AUGUSTA, Maine — The initial flow of stimulus money from the American Recovery and Reinvestment Act for education purposes should begin flowing to school systems early next month.
Gov. John Baldacci filed the application for State Fiscal Stabilization Funds to the U.S. Department of Education earlier this month based on needs detailed by the state Department of Education. The application already has had its initial review and the DOE expects to receive an initial grant of $27.8 million which will be used to restore the cuts made to local school districts earlier this year, according to a press release from the state Education Department.
U.S. Secretary of Education Arne Duncan announced late Tuesday that the funds are now available for Maine.

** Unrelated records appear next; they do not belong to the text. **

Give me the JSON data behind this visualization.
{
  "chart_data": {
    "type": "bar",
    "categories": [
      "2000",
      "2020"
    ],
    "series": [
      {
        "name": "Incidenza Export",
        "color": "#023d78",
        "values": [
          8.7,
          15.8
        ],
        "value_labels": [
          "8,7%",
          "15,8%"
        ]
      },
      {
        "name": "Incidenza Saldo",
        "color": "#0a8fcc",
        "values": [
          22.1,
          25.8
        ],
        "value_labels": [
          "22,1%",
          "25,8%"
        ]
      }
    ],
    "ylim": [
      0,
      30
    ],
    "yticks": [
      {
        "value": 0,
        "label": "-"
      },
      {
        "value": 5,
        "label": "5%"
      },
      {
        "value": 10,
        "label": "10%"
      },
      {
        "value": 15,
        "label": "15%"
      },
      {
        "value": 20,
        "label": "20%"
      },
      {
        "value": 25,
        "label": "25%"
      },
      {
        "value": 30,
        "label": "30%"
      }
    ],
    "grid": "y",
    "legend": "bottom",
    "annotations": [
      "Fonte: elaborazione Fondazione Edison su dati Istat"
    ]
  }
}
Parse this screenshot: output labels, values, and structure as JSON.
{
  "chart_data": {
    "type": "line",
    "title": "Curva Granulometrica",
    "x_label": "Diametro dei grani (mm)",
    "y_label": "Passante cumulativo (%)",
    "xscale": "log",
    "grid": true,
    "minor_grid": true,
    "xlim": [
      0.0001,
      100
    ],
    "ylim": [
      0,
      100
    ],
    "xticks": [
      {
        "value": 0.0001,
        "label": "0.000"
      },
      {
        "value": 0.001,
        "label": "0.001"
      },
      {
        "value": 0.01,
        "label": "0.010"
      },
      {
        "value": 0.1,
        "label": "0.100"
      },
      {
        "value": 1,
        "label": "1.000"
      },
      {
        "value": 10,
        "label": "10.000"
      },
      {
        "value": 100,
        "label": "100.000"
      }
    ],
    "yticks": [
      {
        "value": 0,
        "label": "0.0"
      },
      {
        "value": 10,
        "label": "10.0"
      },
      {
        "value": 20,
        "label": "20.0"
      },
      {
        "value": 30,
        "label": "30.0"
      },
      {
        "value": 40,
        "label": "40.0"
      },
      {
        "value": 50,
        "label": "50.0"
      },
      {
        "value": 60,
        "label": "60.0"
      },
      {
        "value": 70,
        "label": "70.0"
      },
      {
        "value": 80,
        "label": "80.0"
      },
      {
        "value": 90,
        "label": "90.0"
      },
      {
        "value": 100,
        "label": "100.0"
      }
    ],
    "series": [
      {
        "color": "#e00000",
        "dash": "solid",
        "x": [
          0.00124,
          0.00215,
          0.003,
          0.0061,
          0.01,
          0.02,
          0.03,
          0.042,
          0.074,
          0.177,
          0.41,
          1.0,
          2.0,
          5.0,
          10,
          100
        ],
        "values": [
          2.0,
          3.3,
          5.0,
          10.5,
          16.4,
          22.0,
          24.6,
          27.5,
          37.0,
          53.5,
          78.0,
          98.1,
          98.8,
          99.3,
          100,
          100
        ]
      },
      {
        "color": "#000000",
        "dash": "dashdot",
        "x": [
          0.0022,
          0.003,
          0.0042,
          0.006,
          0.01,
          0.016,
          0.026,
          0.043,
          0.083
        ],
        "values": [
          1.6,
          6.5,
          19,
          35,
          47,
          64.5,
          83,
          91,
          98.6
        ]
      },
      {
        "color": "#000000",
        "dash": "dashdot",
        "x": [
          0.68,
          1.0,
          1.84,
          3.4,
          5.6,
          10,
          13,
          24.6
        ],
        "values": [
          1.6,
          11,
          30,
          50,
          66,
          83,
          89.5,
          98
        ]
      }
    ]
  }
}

Approximately $129 million of recovery funds are available for K-12 education over the next two years. All of the money will be funneled to local schools to make up for anticipated reductions in state funds. The first $27 million will come in the current fiscal year, followed by $43 million for the 2009-10 school year and $59 million for the 2010-11 school year.
The recovery and reinvestment act places a strong emphasis on early childhood programs. It encourages their development and expansion and allows states flexibility in the use of funds to encourage those programs.
School systems that are considering development of early childhood preschool programs have been invited to a conference to be held 1-4 p.m. Monday, May 4, at Florian Hall at the Central Maine Commerce Center in Augusta, where they will have an opportunity to develop an understanding of the national perspective on early childhood education initiatives.
The conference will focus on models of public preschool delivery, review specific information about what funds can be used for the development of those programs, review the application process for programs, examine collaboration models at both the national and local levels, and learn about the DOE’s plans to support the programs through collaboration coaches.
Along with early childhood programs, recovery funds may be used to help pay for part of the local share of the cost to bring laptop computers to the state’s high school students. The Legislature is currently considering a proposal that would give Education Commissioner Susan A. Gendron authority to sign a contract with Apple computers to expand the current program of laptops for grades seven and eight to all high school students.
In a survey of high schools conducted earlier this month, almost half indicated they would participate in the laptop program, an additional 40 percent said they were continuing to investigate and working with their school boards on the matter, and 12 percent said they would not participate at this time.